Was ist die Cross-Origin-Resource-Policy?

Eine geschützte Ressourcenkapsel liegt in drei abgegrenzten Herkunftszonen, deren Schleusen gleiche, verwandte und fremde Zugriffe unterschiedlich behandeln

CORP schützt Antworten vor bestimmten unerwünschten Einbindungen und ist Teil der Cross-Origin-Isolation-Mechanismen. Der Header wird von der ausliefernden Ressource gesetzt. Er ist nicht mit CORS gleichzusetzen: CORS steuert, ob Scriptcode Antworten lesen darf; CORP kann bereits die no-cors-Einbindung der Ressource verhindern.

Die schnelle Definition

Cross-Origin-Resource-Policy, kurz CORP, ist ein HTTP-Antwortheader. Er weist kompatible Browser an, no-cors-Abrufe einer Ressource aus nicht erlaubten Origins oder Sites zu blockieren. Die Werte same-origin, same-site und cross-origin legen fest, wie weit eine Ressource eingebettet werden darf.

Warum ist Cross Origin Resource Policy wichtig?

Die Policy reduziert Risiken durch fremde Einbettung und Cross-Origin-Leaks. Gleichzeitig kann eine zu strenge Regel Bilder, Schriften, Skripte, Downloads oder CDN-Ressourcen auf legitimen Seiten blockieren.
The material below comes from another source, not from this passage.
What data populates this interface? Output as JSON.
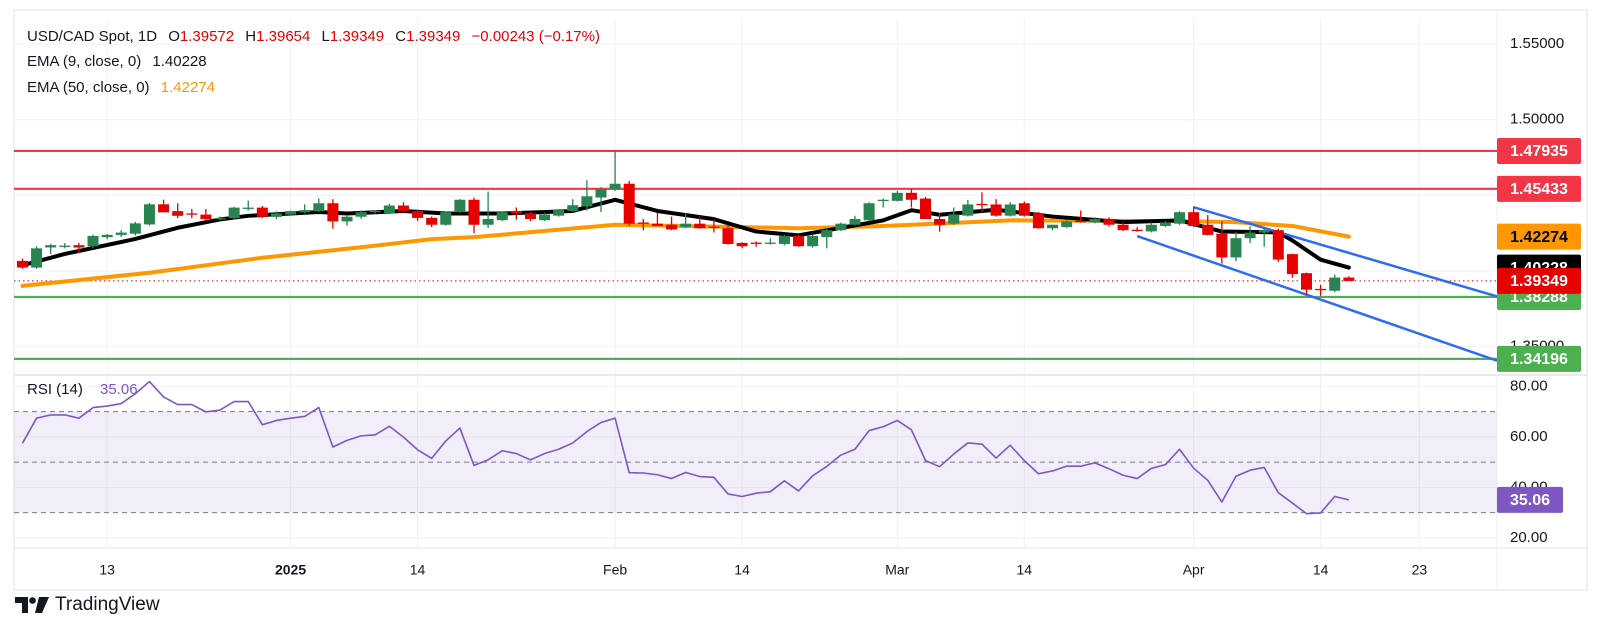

Die richtige Einstellung folgt daher der tatsächlichen Verwendungsgrenze jeder Ressourcengruppe.

So wird Cross Origin Resource Policy in der Praxis eingesetzt

  1. Ressourcen inventarisieren: dokumentieren, welche Assets nur auf derselben Origin, innerhalb derselben Site oder öffentlich cross-origin genutzt werden sollen.
  2. Policy gezielt setzen: same-origin für origin-interne Ressourcen, same-site für passende Subdomain-Szenarien oder cross-origin für bewusst öffentlich einbettbare Assets verwenden.
  3. Mit CORS und COEP abstimmen: Headerkombinationen, Credentials, CDN-Domains und Isolation in den vorgesehenen Browsern gemeinsam testen.
  4. Fehler beobachten: Browser-Konsole, Netzwerkfehler, CSP-Berichte und reale Einbettungspfade nach der Auslieferung kontrollieren.

Praxisbeispiel

Eine Anwendung liefert interne Kontodokumente mit CORP same-origin aus. Öffentliche Produktbilder auf einer separaten CDN-Origin erhalten dagegen eine bewusst passende Policy und werden auf allen erlaubten Shopdomains getestet. Die Einstellung erfolgt nicht pauschal für jedes Dateiformat.

Häufige Fehler

  • CORP wird als Ersatz für Authentifizierung oder Autorisierung behandelt, obwohl sensible Ressourcen weiterhin serverseitig geschützt werden müssen.
  • same-origin wird global gesetzt, ohne legitime CDN-, Subdomain- oder Partner-Einbindungen zu testen.
  • CORS, CORP, COEP und COOP werden verwechselt und inkonsistente Header erzeugen schwer nachvollziehbare Browserfehler.

Bedeutung für Google, Bing und KI-Suchsysteme

CORP ist kein direkter SEO-Faktor. Eine falsche Policy kann jedoch renderrelevante Ressourcen blockieren und damit Darstellung, Bedienbarkeit oder technische Prüfbarkeit beeinträchtigen. Suchcrawler und Browser verhalten sich nicht in jedem Kontext identisch; reale Browser-QA bleibt notwendig.

Verwandte Begriffe

Zusammenfassung: Cross-Origin-Resource-Policy steuert per HTTP-Header, ob no-cors-Ressourcen nur same-origin, same-site oder cross-origin geladen werden dürfen. CORP ist nicht CORS und ersetzt keine Zugriffskontrolle. Jede Policy muss zu den realen Einbettungspfaden der Ressource passen.